On October 29 last year, the High Court had asked the government to take steps to regulate online sale of medicines until a specific law or rules were enacted.
Mumbai:
Maharashtra government on Wednesday told the Bombay High Court that it was framing a policy for regulating online sale of medicines.
On October 29 last year, the High Court had asked the government to take steps to regulate online sale of medicines until a specific law or rules were enacted.
Hearing the government's submission that a policy was being framed, the bench of Justices Naresh Patel and Amjad Sayed on Wednesday said "this is a good beginning for creating public awareness about procedure to be followed and action to be taken against defaulters."

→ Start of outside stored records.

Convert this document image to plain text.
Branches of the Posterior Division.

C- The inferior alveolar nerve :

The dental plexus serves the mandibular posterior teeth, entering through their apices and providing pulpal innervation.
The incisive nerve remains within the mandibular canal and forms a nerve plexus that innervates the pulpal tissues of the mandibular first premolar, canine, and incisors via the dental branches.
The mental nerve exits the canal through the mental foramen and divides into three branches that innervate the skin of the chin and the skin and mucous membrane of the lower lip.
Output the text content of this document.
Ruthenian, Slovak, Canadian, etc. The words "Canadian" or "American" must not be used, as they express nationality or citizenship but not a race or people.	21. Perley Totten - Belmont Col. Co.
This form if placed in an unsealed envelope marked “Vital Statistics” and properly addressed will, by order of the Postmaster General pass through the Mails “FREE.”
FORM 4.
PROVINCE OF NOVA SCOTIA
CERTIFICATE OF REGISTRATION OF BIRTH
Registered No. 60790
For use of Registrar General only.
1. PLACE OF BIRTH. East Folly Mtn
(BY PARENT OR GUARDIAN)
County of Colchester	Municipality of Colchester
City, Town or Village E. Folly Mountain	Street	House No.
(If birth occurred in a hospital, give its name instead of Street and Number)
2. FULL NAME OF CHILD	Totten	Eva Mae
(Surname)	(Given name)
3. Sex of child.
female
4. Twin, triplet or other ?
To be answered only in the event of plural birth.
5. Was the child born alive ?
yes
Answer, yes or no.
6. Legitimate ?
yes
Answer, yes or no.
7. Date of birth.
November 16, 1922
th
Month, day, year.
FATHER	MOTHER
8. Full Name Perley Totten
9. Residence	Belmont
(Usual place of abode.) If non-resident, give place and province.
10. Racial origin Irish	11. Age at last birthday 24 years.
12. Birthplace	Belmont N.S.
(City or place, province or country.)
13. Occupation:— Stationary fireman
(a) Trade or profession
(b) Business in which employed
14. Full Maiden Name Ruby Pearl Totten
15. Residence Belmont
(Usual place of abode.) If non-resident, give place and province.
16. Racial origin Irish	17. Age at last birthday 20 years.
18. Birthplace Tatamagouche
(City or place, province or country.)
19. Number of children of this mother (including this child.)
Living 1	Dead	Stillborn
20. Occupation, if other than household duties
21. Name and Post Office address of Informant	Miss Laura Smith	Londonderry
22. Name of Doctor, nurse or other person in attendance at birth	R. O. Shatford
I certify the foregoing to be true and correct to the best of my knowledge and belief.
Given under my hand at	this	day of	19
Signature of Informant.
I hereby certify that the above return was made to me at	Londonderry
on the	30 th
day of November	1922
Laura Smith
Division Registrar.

The High Court was hearing a public interest litigation.
The government had informed the High Court earlier that it had set up an experts' committee headed by the Foods and Drugs Administration Commissioner for regulation of online sale.
Action had been taken in nine cases where medicines were sold online without prescription, it had said, adding that there were as many as 81 websites which sell medicines online, of which 44 are India-based.
Mayuri Patil, a city-based college teacher, has filed the PIL based on reports that college students buy abortion pills online.
According to advocate Vallari Jathar, her lawyer, the drugs mentioned in schedule H of the Drugs and Cosmetics Act, which includes sleeping pills, abortion tablets and anti-pregnancy pills, cannot be bought without a doctor's prescription because their side-effects could be dangerous but they are available online.